Fundamentalism does indeed seem frequently to take holy texts out of context, applying and teaching only those verses that support their particular view or issue of the moment. They also routinely insist upon the incontrovertible and divinely infallible proof offered by these holy texts, and demand unquestioning faith from the religion’s adherents, coupled with some call to a particular and often political action. As Lustick notes,
[I]nsofar as its adherents regard its tenets as uncompromisable and direct transcendental imperatives to political action oriented toward the rapid and comprehensive reconstruction of society [fundamentalism] is employed here not to refer to hyper-religiosity, not to evoke images of fanaticism or simplistic thinking, but to focus attention on a certain kind of politics (1994:141).
There are some small but troubling points to be made in these
observations concerning the potential linkage of repression of women
with the emergence of religious fundamentalism. Durkheim’s definition of religion does not require a belief in supernatural beings. Brown points out that these fundamentalisms arise in societies in flux, frequently in post-colonial situations. Lustick allows for a theoretical disassociation of fundamentalism and religion.

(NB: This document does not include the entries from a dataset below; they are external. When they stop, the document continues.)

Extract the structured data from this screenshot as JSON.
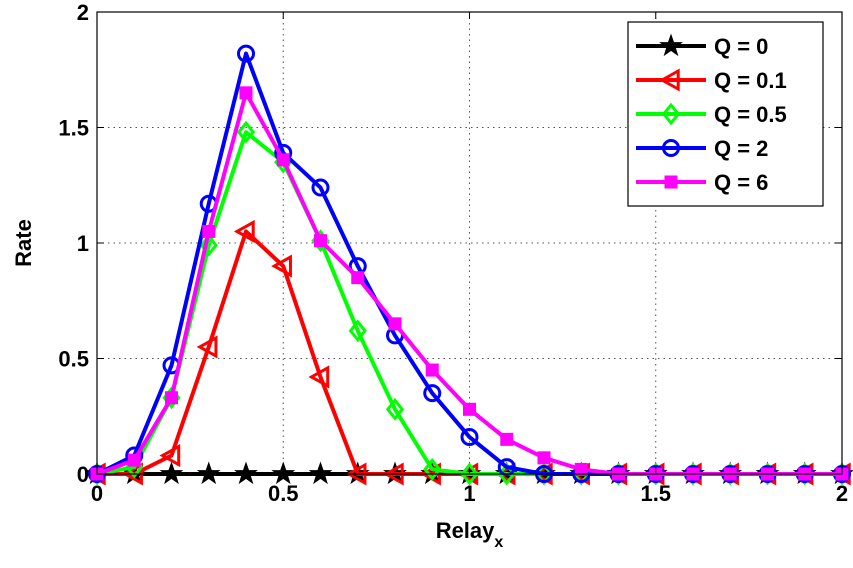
{
  "chart_data": {
    "type": "line",
    "title": "",
    "xlabel": "Relay",
    "xlabel_subscript": "x",
    "ylabel": "Rate",
    "xlim": [
      0,
      2
    ],
    "ylim": [
      0,
      2
    ],
    "xticks": [
      "0",
      "0.5",
      "1",
      "1.5",
      "2"
    ],
    "yticks": [
      "0",
      "0.5",
      "1",
      "1.5",
      "2"
    ],
    "grid": true,
    "legend_position": "top-right",
    "x": [
      0,
      0.1,
      0.2,
      0.3,
      0.4,
      0.5,
      0.6,
      0.7,
      0.8,
      0.9,
      1.0,
      1.1,
      1.2,
      1.3,
      1.4,
      1.5,
      1.6,
      1.7,
      1.8,
      1.9,
      2.0
    ],
    "series": [
      {
        "name": "Q = 0",
        "color": "#000000",
        "marker": "star",
        "values": [
          0,
          0,
          0,
          0,
          0,
          0,
          0,
          0,
          0,
          0,
          0,
          0,
          0,
          0,
          0,
          0,
          0,
          0,
          0,
          0,
          0
        ]
      },
      {
        "name": "Q = 0.1",
        "color": "#ff0000",
        "marker": "triangle-left",
        "values": [
          0,
          0,
          0.08,
          0.55,
          1.05,
          0.9,
          0.42,
          0,
          0,
          0,
          0,
          0,
          0,
          0,
          0,
          0,
          0,
          0,
          0,
          0,
          0
        ]
      },
      {
        "name": "Q = 0.5",
        "color": "#00ff00",
        "marker": "diamond",
        "values": [
          0,
          0.03,
          0.33,
          0.99,
          1.48,
          1.35,
          1.01,
          0.62,
          0.28,
          0.02,
          0,
          0,
          0,
          0,
          0,
          0,
          0,
          0,
          0,
          0,
          0
        ]
      },
      {
        "name": "Q = 2",
        "color": "#0000ff",
        "marker": "circle",
        "values": [
          0,
          0.08,
          0.47,
          1.17,
          1.82,
          1.39,
          1.24,
          0.9,
          0.6,
          0.35,
          0.16,
          0.03,
          0,
          0,
          0,
          0,
          0,
          0,
          0,
          0,
          0
        ]
      },
      {
        "name": "Q = 6",
        "color": "#ff00ff",
        "marker": "square",
        "values": [
          0,
          0.06,
          0.33,
          1.05,
          1.65,
          1.36,
          1.01,
          0.85,
          0.65,
          0.45,
          0.28,
          0.15,
          0.07,
          0.02,
          0,
          0,
          0,
          0,
          0,
          0,
          0
        ]
      }
    ]
  }
}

Under these observations, it would seem clear these behaviors are not purely religiously mandated, but rather of a more political bent. If, therefore, fundamentalism is an expression of cultural needs rather than religious mandates, we should be able to discern non-religious cultural results of these stresses within other societies. Consider the article “State Fatherhood” by Heng & Devan. In it the authors note the:
…construction of an essential identity requires a reconfiguring of the past: the equation of ‘Confucian Chineseness’ with the interests of the state… Locating the ideological source of the modern East Asian state in an unchanging Confucian essence allows, moreover, the idealized recuperation of the entire history of Chinese culture as a seamless narrative of continuity and cohesion, suffering neither a fall (as into communism) nor a lack… (1998:351).
Confucianism is not a religion but a philosophy, but here we see it being taught in the stead of religious classes in schools, and the Confucian texts are being taken, frequently out of context, to justify societal hegemonic thought. More subtly, any demand by Singaporan women that the promises of equality made during the creation of the nation be fulfilled are viewed as a “threat from without, a cultural crisis of … disturbing magnitude… [the “contamination” of] ‘Western’ values, variously depicted as individualism, relativism, and hedonism at worst.”